Brian Horwitz figured that professional baseball was not in his future following his senior season at California, so he had his forms ready for chiropractic school.

Still, he wanted a taste, and he accepted an offer by the San Francisco Giants of $1,000 to play with Salem (Ore.) of the Northwest League the summer after his graduation.

So began an unlikely career that reached its apex Monday night when the 25-year-old Horwitz slammed his first major-league home run for the Giants.

"It's an out-of-body experience," Horwitz said. "I'm really enjoying it."

Hell freezes over

During John Smoltz's first stint as the Atlanta Braves' closer, from 2002 to 2004, he converted 91.7 percent of his 157 save opportunities, better than anyone in those three seasons except Eric Gagne and Trevor Hoffman.

So it was quite a shock when the Braves veteran blew his first save opportunity since then by giving up a two-run single Monday night with two out in the ninth.

"I can't describe the feeling; it's one of the worst feelings in all of baseball," said Smoltz, who was relieved that the Braves pulled out the win.

"I needed a little more touch. I knew I was going to be amped up.
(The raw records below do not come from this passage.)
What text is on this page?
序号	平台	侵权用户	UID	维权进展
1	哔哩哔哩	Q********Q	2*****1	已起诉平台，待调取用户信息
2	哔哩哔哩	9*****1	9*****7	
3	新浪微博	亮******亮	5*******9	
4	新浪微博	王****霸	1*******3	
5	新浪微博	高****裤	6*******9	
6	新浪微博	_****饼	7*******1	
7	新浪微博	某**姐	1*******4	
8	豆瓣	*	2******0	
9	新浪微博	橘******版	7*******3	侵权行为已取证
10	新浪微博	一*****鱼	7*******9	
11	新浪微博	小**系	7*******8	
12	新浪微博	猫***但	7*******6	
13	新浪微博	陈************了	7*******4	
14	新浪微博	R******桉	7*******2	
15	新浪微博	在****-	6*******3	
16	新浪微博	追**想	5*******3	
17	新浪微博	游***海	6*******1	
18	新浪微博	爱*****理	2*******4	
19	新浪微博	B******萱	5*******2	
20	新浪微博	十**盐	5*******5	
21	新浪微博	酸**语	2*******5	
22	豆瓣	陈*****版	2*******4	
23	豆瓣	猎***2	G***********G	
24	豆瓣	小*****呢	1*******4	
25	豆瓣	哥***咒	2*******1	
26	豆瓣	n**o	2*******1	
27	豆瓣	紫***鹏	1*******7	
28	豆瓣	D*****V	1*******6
I threw the ball awfully hard but not exactly in some of the [right] spots."

Rockin' in the USA

No matter where they are these days, whether Philadelphia, Chicago or Los Angeles, the Colorado Rockies can't do anything right.

Entering last night's game against the Dodgers, the Rockies had lost 13 straight on the road and eight straight overall. At 20-38, last year's National League champions are on a pace to lose 100 games.

Only two teams have lost 100 games the season after making the World Series - the 1915 Philadelphia Athletics and the 1998 Florida Marlins. In both cases, the teams sold off much of their top talent to save money.

The 2008 Rockies have been rocked by injuries to a number of starters, including Matt Holliday, Troy Tulowitzki and Brad Hawpe.